Dal ceco Patrik Ourednik, La fine del mondo sembra non sia arrivata
Luca Scarlini
Il Manifesto, 9 dicembre 2018
Tra le maggiori firme della letteratura ceca contemporanea, Patrik Ourednik, sceglie il francese per l’ultimo romanzo, La fine del mondo sembra non sia arrivata (Quodlibet, vivace traduzione di Andrea Libero Carbone). La questione ricorrente nella sua opera è la insaziabile crudeltà della Storia, come teorizza il suo titolo più celebre Europeano. Breve storia del XX secolo, micidiale sequenza di fatti giustapposti vertiginosamente (uscito prima da Duepunti, poi da Quodlibet nel 2017).

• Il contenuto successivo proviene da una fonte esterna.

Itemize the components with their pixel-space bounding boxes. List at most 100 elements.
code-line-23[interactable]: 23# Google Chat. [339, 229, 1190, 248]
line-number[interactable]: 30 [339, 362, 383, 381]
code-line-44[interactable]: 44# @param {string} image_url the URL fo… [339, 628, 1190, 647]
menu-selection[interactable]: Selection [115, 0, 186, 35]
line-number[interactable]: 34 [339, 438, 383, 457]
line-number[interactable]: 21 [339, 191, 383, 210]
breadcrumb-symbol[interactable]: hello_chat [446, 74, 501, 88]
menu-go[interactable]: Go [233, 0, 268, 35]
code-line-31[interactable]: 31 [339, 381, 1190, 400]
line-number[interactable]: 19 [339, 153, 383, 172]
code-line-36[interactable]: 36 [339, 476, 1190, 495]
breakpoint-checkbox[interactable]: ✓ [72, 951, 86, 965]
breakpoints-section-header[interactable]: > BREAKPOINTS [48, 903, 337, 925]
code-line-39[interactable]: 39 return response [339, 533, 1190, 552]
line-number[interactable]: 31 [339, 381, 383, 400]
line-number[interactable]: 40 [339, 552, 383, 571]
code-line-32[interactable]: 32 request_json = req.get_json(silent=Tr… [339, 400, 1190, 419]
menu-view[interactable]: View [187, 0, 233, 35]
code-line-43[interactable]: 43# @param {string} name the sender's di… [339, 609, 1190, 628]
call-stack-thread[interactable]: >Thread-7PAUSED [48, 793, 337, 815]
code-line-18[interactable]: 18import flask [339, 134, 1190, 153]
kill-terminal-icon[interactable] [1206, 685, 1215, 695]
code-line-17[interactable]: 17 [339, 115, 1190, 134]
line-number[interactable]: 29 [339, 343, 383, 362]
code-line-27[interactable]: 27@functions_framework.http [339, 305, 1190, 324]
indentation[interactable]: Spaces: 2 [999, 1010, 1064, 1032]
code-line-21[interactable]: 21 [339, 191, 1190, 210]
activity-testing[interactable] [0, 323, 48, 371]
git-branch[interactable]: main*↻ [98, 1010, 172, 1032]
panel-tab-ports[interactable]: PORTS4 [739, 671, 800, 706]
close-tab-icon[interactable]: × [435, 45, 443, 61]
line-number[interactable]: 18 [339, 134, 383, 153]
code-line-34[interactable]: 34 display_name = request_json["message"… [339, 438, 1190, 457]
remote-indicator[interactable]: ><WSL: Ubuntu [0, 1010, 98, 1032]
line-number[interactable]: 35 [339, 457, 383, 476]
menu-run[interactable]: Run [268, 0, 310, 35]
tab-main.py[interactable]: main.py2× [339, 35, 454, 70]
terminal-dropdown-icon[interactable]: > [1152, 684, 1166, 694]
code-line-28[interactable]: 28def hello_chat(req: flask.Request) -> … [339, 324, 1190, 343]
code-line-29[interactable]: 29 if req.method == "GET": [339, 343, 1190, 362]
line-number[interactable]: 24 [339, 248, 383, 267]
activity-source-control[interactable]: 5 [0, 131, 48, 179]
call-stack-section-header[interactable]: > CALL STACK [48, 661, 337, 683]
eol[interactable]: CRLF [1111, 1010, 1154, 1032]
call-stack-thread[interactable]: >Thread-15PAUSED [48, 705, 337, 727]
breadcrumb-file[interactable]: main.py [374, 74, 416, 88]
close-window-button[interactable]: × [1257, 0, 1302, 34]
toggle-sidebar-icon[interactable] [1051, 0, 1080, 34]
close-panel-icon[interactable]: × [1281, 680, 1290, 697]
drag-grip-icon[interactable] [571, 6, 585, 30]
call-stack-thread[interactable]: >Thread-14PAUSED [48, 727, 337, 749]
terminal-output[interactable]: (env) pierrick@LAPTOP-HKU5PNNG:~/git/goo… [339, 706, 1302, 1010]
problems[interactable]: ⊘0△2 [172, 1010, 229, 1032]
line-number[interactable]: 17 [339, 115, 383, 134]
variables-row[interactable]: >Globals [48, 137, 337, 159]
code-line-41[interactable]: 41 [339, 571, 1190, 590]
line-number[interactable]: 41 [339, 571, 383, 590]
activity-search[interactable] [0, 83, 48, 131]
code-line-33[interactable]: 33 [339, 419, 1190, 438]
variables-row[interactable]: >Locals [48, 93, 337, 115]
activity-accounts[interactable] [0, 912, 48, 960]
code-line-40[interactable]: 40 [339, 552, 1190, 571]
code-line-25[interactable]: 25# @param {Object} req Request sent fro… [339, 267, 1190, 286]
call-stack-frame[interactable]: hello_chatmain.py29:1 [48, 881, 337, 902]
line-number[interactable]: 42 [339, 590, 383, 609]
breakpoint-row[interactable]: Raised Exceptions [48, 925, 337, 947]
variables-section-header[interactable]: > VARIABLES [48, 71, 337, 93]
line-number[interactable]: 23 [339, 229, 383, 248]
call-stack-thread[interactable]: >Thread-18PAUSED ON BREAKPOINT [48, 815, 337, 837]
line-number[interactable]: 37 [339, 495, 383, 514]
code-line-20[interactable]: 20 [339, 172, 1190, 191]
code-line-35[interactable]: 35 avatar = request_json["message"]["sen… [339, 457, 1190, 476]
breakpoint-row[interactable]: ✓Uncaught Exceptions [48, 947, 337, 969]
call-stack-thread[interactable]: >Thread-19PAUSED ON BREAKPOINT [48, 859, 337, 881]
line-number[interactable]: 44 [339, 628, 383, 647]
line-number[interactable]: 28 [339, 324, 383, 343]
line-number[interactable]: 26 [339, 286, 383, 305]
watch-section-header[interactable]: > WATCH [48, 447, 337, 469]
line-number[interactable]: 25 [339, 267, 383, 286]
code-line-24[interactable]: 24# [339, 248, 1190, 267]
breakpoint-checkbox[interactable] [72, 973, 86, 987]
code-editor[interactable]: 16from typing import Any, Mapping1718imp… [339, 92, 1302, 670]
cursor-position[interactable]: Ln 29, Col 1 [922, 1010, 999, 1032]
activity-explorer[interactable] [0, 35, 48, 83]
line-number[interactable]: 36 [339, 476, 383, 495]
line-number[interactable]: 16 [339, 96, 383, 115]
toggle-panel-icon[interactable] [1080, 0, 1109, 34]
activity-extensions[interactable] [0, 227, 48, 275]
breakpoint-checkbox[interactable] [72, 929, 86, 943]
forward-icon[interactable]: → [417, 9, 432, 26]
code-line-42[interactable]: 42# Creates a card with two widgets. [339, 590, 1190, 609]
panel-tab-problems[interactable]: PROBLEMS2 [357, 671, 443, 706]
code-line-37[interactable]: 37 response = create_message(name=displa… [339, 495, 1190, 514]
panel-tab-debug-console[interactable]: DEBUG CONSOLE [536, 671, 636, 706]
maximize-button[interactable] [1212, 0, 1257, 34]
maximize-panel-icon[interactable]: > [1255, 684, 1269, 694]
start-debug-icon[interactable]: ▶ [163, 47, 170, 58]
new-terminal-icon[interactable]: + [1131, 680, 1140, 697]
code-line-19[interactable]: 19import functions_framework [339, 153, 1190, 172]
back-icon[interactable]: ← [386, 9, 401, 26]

Ora è anche in libreria il notevole Istante propizio, 1855 (anch’esso pubblicato prima da Duepunti, ora da Exorma), acuta disamina di quella utopia anarchica che fu la colonia Fraternitas in Brasile, dove la scrittura, inizialmente regolare, collassa quando viene meno la possibilità che quell’esperienza libertaria abbia corso. Nell’ultimo libro, la catalogazione dei disastri dell’umanità passa attraverso l’incontro tra due personaggi: Jean-Pierre Durance e Gaspard Boisvert, che è appena tornato dagli Stati Uniti dove: «ha svolto le mansioni di consigliere del presidente americano più stupido della storia del paese». Come Bouvard e Pecuchet, i due signori sono impegnati in una lunga conversazione sulla voluttà di distruzione del genere umano, in cui, come sempre nelle opere di Ourednik, è in primo piano la relazione tra individuo e sistema di potere, reale o mitologico che sia. Nella sequenza di aberrazioni, una sola fotografia: un bambino allo stadio che alza il dito medio in gesto di affronto. E questo il commento: «osservate bene questa fotografia. Potete farvi un’idea dello stato della civiltà occidentale intorno agli anni venti del Duemila». La conversazione tra Durance e Boisvert è continuamente interrotta da incisi, parentesi, divagazioni. L’accumulo di informazioni produce una radicale amnesia, cui si può porre rimedio in attesa della fine del mondo: continuamente annunciata, essa arriva di soppiatto, senza che nessuno se ne accorga, se non compulsando ossessivamente cataloghi e schedari: opera certosina, inutile e al tempo stesso necessaria, che maniacalmente cerca di raccogliere i documenti per decifrare un possibile senso, e codificare una chance di espressione condivisa.